When I was accepted into the Pacific University MFA program, one of my first goals was to read at least one book by each of the fiction faculty before I left for the residency in January. Part of the reason was because I had to list my first choices for advisors, and I wanted to make sure I picked people whose writing style was closer to mine... at least for the first semester. The more personal reason was that I wanted to be able to have conversations with these authors about their books. Now that I've read nearly one of everyone's and sent in my advisor choices, I'm circling back to reading second books.
The book itself is not really about the murders, but about how the uncertainty and terror of that time affected the fifth-graders who were just trying to get through a rough year in their lives.
The thing that struck me so much about this book was the uniqueness of the idea and the way it reminded me so much of the sniper attacks here in the DC area just a few years ago.
In 2002-2003 two men terrorized my town, and the suburbs around us. Like ghosts they picked off their victims, random people walking into a store, pumping gas, sitting on a bench waiting for a bus. From the quiet streets, from nowhere it seemed, a bullet would fly through the air and find it's target, killing these strangers across several counties with no motive, no connection, inciting fear and eventually dictating behavior. Like in the book Leaving Atlanta, school recesses were cancelled, football games postponed, the stores and streets and parking lots like a ghost town. People ran, literally, from their car to their destination if they had to get out. No where was safe. No one was safe.
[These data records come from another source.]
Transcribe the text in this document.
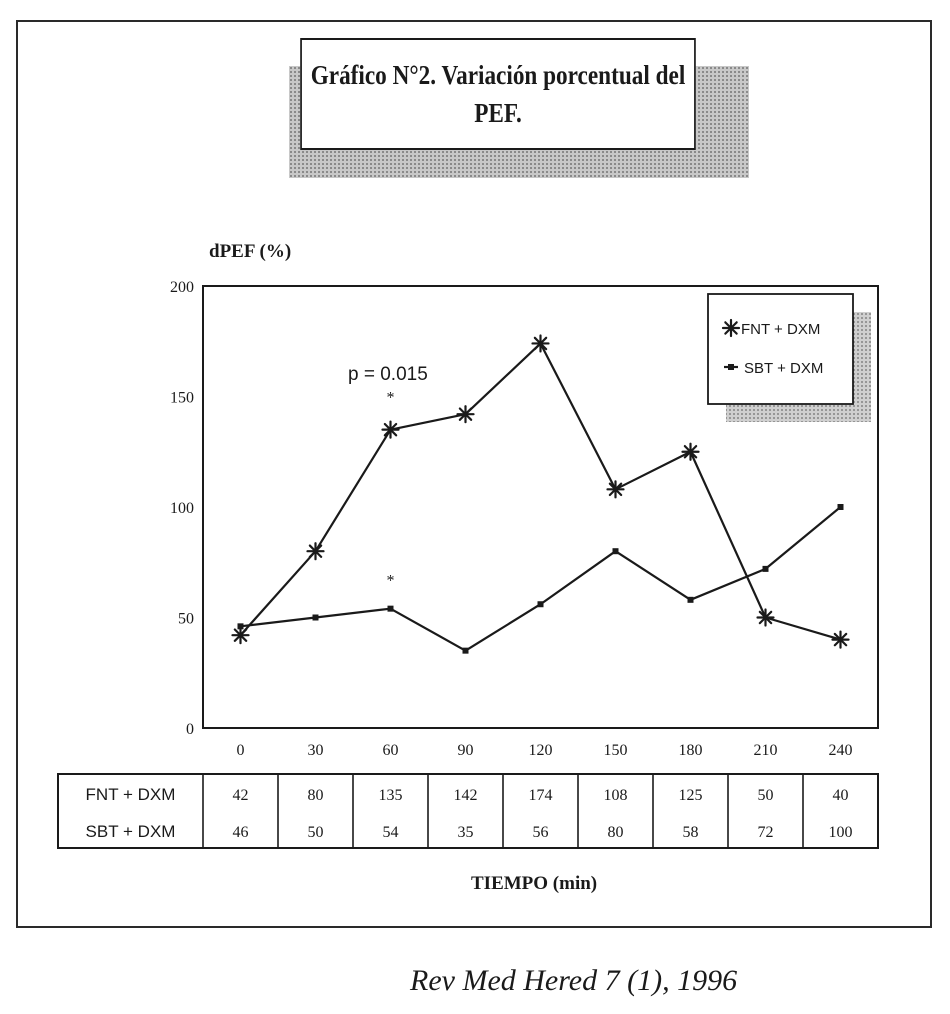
Gráfico N°2. Variación porcentual del
PEF.
dPEF (%)
0
50
100
150
200
0	30	60	90	120	150	180	210	240
p = 0.015
*
*
FNT + DXM
SBT + DXM
FNT + DXM	42	80	135	142	174	108	125	50	40
SBT + DXM	46	50	54	35	56	80	58	72	100
TIEMPO (min)
Rev Med Hered 7 (1), 1996
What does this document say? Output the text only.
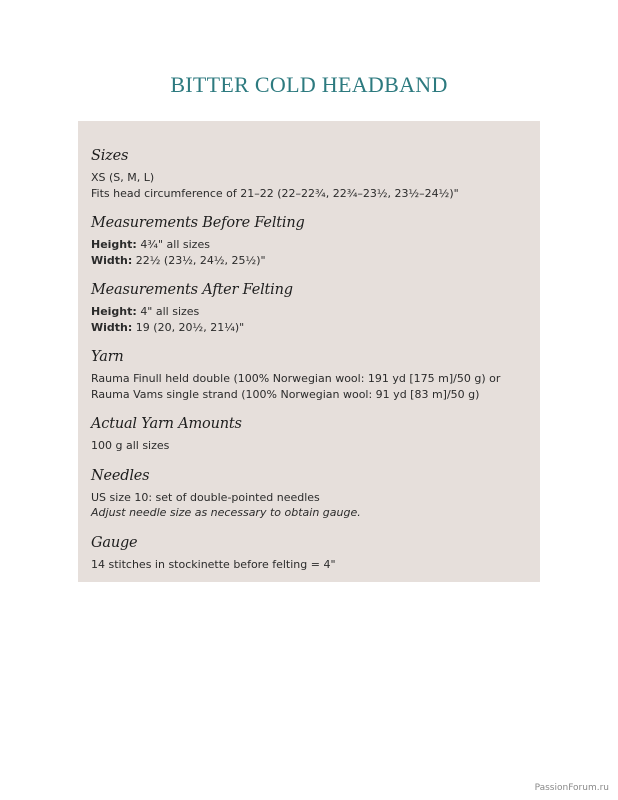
BITTER COLD HEADBAND
Sizes
XS (S, M, L)
Fits head circumference of 21–22 (22–22¾, 22¾–23½, 23½–24½)"
Measurements Before Felting
Height: 4¾" all sizes
Width: 22½ (23½, 24½, 25½)"
Measurements After Felting
Height: 4" all sizes
Width: 19 (20, 20½, 21¼)"
Yarn
Rauma Finull held double (100% Norwegian wool: 191 yd [175 m]/50 g) or
Rauma Vams single strand (100% Norwegian wool: 91 yd [83 m]/50 g)
Actual Yarn Amounts
100 g all sizes
Needles
US size 10: set of double-pointed needles
Adjust needle size as necessary to obtain gauge.
Gauge
14 stitches in stockinette before felting = 4"
PassionForum.ru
As I read this book, that fear was palpable again.
The book I'm reading now is The Untelling. Sophomore books are so hard, I think. There is, after a successful first novel, such pressure to get it right again. I think more often than not, the second novel is in general disappointing.
That is not the case in The Untelling. While I'm not finished with it yet (I expect to be by this evening), it's even better than Tayari Jones's first. The writing is better all over... more beautiful and lyrical and haunting. It reads more smoothly, the word choices vivid and distinct. Although it isn't the kind of book that races from beginning to end with a breathlessness, it is still what I would call a page-turner, one that I found hard to put down last night at midnight.
Just this past week, Tayari posted a blog on SheWrites about her third novel, Silver Sparrow, due out May of 2011. Her article, titled Writing in the Wilderness, is a worthwhile read for any writer, and you should head over to read it yourself. But in short, the post is about her experience writing that third novel, and how, in the midst of the writing it, her agent sent it out to dozens of publishers who all rejected it. With a hundred pages done and an overwhelming negative response, Tayari stopped writing. Why, after all, finish a book no one will buy?
It took a while to get back to it, but eventually she did. This is what she said the rejections did for her:
I also wrote in my journal like crazy trying to remember why it was that I wanted to write this novel. It was a tricky thing because I had to think of why I wanted to actually experience it as an author, not why I thought the book needed to be in the world. What did I hope to get out of the process? Any reward would have to be in my own heart, because I had been pretty much assured that SILVER SPARROW wouldn’t see the light of day.
Oddly enough, this “guaranteed rejection” freed me up. I remembered what it was like when I was a young writer putting words down just to satisfy my own need to write. I started feeling my momentum coming back. I started talking to my friends about the characters as though they were actual people.
When the book was finished, she not only had one publisher interested, but multiple publishers.
There is a lot to be learned from other authors.... from watching their writing progress and following their journeys as closely as they'll allow you. It's good to know as writers that we aren't alone in our struggles.